Maritime Activity Reports, Inc.

July 10, 2023

Illustration only - Credit: Pavel Blann/Wirestock Creators

Illustration only - Credit: Pavel Blann/Wirestock Creators

A Spanish reconnaissance plane has found what could be a fishing vessel from Senegal with about 200 migrants on board that has been missing for nearly two weeks, the maritime rescue service said on Monday.

"The plane has found a large boat with some 200 people on board, 71 miles to the south of Gran Canaria," a spokesperson for the service told Reuters, adding it was "possible" that it was the missing vessel.

A rescue ship was on its way and would take about two-and-a-half hours to reach the location, the spokesperson added. 

Migrant aid group Walking Borders said on Sunday that the fishing vessel and another two boats - one carrying about 65 people and the other with between 50 and 60 on board - had been missing for about two weeks since they left Senegal to try to reach Spain.

The Spanish rescue service said that although there was only one official alert in place for the boat with 200 passengers, its plane was on the lookout for any vessels in distress. 

Helena Maleno of Walking Borders said on Monday that the families of the at least 300 migrants on board the three boats had not received any new information about their whereabouts.

The condition of the migrants was unknown.

Maleno's organisation had contacted authorities in Senegal, Mauritania, Morocco and Spain, urging them to search for the missing boats. 

"There need to be more resources devoted to the search... A plane that flies for four hours isn't enough" for such an operation, she added.   

All three boats left in late June from the village of Kafountine in Senegal's region of Cassamance, home to a decades-long insurgency and located some 1,700 km (1,057 miles) from Spain's Canary Islands. Weather conditions in the Atlantic were bad for such a voyage, Maleno said. 

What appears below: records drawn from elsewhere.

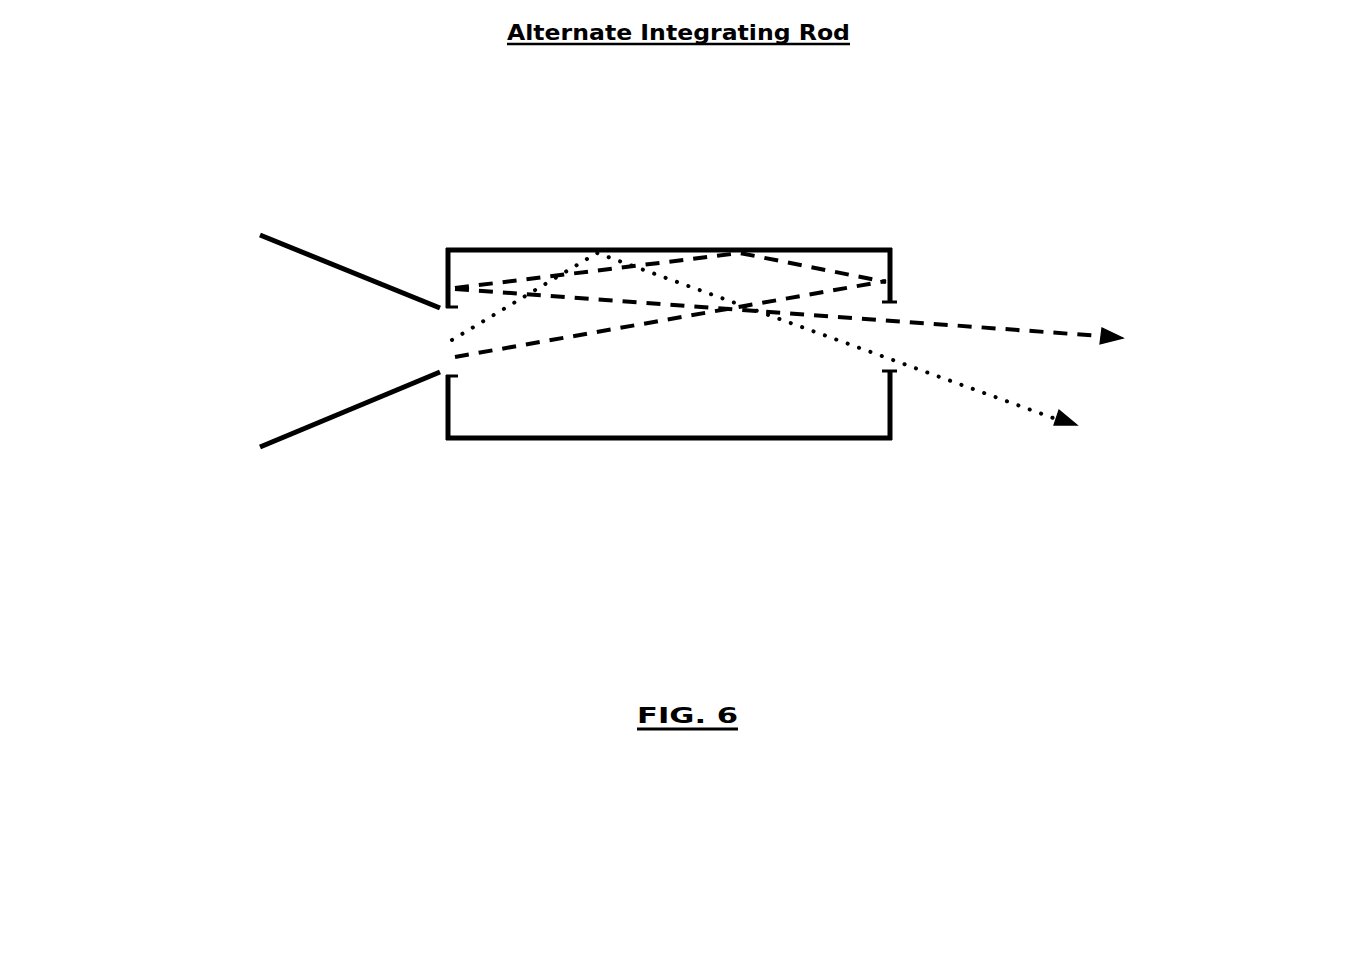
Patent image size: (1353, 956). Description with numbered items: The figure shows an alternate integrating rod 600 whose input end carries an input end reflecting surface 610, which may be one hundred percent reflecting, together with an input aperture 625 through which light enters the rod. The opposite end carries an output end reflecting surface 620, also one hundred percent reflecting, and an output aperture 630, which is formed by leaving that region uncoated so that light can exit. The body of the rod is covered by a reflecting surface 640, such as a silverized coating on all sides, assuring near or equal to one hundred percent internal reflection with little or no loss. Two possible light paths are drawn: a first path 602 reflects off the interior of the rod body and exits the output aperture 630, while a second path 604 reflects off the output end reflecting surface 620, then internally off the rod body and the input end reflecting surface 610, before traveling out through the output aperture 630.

The alternate integrating rod 600 is at (548, 583).
The input end reflecting surface 610 is at (438, 412).
The output end reflecting surface 620 is at (908, 399).
The input aperture 625 is at (428, 343).
The output aperture 630 is at (899, 331).
The reflecting surface 640 is at (682, 443).
The second path 604 is at (789, 332).
The first path 602 is at (764, 358).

The Atlantic migration route, typically used by migrants from sub-Saharan Africa, is one of the world's deadliest. At least 559 people died in 2022 in attempts to reach the Canary Islands, according to the U.N.'s International Organisation for Migration. 

Data from the European Border and Coast Guard Agency Frontex shows 1,135 migrants originating from Senegal had arrived in the Canaries so far this year.